Matthew 28

“In the end of the sabbath, as it began to dawn toward the first day of the week, came Mary Magdalene and the other Mary to see the sepulchre.” (v. 1)

There were several events that took place on the first day of the week, this is why we go to church on the first day instead of the seventh. The greatest event that took place on the first day of the week was here, the resurrection of Christ. All four of the Gospels record that it was on the first day of the week, very early in the morning, that Mary discovered that Jesus had risen. For this reason we refer to Sunday, the first day, as “The Lord’s Day.” In John 20:19 we see that later in the evening, of the first day of the week, Jesus appeared to the disciples; then in Acts 20:7, the apostles met together to “break bread”; and in 1 Cor. 16:2, we see that they collected the offerings for the poor on the first day of the week. The first day had taken pre-eminence over the seventh day, and it was ordained so by Christ Himself. These four evidences teach us that there has been a change, and that the “Lord’s Day” was now Sunday, the first day, instead of the Sabbath, or seventh day. Notice that Christ spent the Sabbath in the grave! He could have raised sooner, except that He had already prophesied that He would be in the grave for three days and nights, (Jonah 1:17 with Matthew 12:40). It all went according to plan. As Christ ushered in the “Age of the Gentiles” He also gave us our own day in which we were to worship Him, especially.

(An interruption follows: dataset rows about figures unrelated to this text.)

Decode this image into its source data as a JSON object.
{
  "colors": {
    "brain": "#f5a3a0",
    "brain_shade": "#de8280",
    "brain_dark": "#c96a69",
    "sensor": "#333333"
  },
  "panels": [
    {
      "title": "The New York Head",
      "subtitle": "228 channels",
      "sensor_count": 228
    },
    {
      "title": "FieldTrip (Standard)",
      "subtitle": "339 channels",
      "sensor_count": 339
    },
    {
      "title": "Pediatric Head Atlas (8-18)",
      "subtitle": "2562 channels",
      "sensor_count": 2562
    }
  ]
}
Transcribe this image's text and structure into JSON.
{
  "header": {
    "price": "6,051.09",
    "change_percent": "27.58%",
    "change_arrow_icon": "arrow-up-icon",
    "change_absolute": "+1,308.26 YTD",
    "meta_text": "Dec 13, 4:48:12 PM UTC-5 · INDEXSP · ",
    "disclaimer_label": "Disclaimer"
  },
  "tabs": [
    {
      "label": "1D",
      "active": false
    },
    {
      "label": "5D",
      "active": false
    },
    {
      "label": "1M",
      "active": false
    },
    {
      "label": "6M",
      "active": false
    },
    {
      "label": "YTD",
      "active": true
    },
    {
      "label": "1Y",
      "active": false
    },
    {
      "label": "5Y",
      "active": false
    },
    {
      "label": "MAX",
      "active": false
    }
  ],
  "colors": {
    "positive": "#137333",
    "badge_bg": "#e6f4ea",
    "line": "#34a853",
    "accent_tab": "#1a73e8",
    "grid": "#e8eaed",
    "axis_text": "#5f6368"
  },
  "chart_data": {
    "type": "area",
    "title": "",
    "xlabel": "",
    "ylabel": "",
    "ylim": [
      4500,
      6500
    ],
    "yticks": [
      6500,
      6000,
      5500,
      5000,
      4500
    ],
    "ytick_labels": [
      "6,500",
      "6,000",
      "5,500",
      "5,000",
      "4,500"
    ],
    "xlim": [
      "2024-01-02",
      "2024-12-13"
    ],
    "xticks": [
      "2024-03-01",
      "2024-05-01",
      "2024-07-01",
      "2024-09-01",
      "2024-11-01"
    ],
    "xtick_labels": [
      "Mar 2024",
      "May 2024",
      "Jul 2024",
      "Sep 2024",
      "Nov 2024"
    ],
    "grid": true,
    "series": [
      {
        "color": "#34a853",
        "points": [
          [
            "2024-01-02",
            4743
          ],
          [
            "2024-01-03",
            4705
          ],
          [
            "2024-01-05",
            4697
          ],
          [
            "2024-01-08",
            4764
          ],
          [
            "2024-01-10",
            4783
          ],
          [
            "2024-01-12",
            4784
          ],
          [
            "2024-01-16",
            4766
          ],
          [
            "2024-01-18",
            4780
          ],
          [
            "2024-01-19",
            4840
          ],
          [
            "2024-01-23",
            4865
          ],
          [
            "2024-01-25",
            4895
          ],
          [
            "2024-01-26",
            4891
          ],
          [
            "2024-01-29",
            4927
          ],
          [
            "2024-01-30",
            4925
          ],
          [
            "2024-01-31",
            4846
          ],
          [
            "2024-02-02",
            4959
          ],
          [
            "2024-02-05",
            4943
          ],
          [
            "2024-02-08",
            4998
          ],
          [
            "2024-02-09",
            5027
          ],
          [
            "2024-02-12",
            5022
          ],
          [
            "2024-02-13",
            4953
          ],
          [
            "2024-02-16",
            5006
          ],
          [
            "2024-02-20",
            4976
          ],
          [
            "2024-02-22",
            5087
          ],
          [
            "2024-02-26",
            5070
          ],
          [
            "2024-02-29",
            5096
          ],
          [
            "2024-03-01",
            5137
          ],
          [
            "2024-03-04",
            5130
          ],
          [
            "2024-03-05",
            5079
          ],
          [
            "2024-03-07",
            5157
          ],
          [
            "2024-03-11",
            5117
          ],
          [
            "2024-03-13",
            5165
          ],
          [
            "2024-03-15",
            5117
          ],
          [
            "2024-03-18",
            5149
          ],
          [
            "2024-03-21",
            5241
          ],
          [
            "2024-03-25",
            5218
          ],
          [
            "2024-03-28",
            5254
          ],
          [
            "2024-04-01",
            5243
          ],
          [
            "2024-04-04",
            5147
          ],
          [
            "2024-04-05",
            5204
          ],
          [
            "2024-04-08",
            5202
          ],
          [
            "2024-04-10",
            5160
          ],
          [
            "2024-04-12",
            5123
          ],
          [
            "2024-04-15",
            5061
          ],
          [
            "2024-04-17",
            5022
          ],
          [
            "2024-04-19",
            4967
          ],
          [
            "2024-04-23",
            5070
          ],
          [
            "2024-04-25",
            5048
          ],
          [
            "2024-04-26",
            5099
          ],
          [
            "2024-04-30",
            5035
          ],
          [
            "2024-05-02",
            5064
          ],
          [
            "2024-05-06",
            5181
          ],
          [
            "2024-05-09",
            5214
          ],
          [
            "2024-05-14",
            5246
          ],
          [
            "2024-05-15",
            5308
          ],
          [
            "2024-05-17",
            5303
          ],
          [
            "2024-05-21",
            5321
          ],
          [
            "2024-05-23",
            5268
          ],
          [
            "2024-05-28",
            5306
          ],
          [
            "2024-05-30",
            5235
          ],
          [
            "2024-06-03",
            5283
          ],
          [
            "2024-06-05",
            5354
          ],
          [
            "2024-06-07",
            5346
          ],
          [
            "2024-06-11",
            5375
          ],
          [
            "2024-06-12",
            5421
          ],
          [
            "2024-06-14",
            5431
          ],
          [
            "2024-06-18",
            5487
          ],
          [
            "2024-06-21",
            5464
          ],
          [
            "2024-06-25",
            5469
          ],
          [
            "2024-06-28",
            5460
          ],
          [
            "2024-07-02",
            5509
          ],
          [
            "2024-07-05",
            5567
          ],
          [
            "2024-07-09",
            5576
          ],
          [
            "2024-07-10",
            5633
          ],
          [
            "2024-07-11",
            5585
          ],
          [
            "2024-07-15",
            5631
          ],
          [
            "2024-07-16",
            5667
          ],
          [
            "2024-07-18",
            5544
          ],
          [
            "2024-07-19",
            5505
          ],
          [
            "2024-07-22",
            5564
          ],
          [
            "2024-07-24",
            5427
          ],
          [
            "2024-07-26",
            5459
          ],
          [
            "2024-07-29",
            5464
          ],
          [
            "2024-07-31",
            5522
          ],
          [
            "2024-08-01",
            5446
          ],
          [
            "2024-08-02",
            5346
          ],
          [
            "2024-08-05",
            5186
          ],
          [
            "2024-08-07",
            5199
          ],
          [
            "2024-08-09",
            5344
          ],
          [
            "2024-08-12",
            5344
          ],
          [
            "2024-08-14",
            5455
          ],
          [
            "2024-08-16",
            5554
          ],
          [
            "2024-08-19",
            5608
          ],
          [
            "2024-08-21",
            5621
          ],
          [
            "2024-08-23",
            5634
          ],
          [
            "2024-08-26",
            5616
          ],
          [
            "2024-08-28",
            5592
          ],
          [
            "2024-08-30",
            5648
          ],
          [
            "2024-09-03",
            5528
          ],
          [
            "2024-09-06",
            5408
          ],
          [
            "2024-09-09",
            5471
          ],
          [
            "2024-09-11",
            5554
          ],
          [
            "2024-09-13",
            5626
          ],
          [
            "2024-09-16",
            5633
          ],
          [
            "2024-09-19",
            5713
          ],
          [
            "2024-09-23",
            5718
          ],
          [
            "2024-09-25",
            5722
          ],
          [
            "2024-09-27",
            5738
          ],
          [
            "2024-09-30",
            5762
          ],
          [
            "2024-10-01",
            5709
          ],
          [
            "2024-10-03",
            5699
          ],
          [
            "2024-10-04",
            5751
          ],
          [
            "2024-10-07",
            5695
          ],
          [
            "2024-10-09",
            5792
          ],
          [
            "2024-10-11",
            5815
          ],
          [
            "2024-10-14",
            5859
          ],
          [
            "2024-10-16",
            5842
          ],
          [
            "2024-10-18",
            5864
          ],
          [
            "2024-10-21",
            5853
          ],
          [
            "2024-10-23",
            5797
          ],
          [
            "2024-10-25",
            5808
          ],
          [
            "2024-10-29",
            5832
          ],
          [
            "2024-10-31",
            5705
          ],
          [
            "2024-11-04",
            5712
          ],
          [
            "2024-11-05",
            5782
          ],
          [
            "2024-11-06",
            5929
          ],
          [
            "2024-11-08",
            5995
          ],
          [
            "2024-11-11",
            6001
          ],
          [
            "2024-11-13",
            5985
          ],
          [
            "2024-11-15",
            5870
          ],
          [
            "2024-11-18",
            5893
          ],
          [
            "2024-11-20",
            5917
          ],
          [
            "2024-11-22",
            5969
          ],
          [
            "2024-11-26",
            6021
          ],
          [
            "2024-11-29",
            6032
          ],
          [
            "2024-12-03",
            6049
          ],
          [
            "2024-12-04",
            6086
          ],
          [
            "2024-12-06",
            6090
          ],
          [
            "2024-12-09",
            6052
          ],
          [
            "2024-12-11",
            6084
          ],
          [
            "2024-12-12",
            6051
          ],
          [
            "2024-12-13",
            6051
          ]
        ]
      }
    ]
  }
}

It seems that all the events included in this chapter took place on the first day, at least we are not told otherwise. If so, the “great Commission” was given also on the first day, and the apostles were sent out on this day. (vs. 18, 19). The first day then replaces the Sabbath day of the Jews, and becomes our “Sabbath”. Actually, Jesus is our Sabbath, since Sabbath means “rest”. Jesus said “Come unto me, all ye that labour and are heavy laden, and I will give you rest.” We are to rest in Him. Though the old Sabbath has been done away, our new Sabbath is alive and well in Christ.